Association determines fate in embryonic stem cells, said Baylor College of Medicine researchers in a report that appears in the current issue of the journal Nature Cell Biology.

“These findings provide models of how the embryonic stem cell is maintained in its flexible state,” said Dr. Zhou Songyang, professor of biochemistry and molecular biology at BCM and senior author of the report. “It provides another hint as to how gene transcription is controlled in embryonic stem cells.”

One aim of embryonic stem cell research is to understand how the cells determine whether they will keep dividing and maintain a pool of embryonic cells, or start the process of cellular differentiation that results in different cell types.

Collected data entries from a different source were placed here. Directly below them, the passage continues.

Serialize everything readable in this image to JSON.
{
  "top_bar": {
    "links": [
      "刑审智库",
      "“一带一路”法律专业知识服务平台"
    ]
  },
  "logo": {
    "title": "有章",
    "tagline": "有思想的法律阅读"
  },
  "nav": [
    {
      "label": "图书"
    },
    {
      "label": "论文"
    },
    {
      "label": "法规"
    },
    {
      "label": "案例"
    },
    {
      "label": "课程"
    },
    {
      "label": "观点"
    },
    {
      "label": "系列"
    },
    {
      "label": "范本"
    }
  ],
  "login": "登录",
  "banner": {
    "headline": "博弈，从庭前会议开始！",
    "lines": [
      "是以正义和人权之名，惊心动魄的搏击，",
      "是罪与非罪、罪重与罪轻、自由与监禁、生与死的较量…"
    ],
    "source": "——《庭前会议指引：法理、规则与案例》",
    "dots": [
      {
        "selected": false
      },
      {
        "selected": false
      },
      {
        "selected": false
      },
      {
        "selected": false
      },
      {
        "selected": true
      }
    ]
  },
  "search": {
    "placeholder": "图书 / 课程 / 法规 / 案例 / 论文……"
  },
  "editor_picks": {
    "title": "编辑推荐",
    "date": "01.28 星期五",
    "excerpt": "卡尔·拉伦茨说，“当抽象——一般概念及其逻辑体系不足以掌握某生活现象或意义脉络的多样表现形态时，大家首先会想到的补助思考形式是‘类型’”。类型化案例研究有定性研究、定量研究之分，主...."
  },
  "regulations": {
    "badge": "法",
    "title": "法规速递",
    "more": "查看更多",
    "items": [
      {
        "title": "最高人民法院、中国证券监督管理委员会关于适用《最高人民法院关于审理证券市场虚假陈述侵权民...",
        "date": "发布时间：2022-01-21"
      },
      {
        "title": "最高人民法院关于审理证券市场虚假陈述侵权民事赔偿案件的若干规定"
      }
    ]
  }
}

Songyang and his colleagues found that two critical embryonic cell proteins – Nanog and Oct4 – associate with specific components that are parts of transcription repression complexes. These complexes affect the way that genes are expressed and carry out their tasks in the cell.

A special complex called NODE (Nanog and Oct4-associated Deacetylase) contains a critical component called Mta1 along with histone deacetylases. NODE associates with Nanog and Oct4 to control the fate of embryonic stem cells, said Songyang.

Histones are critical parts of genomic DNA structures or chromatins, acting as “spools” around which the genetic material winds in the nucleus. The DNA wraps more tightly when deacetylase removes the acetyl tails from the histones. The tight wrapping makes it hard for genes to be transcribed into the message that allows them to carry out their roles in the cell.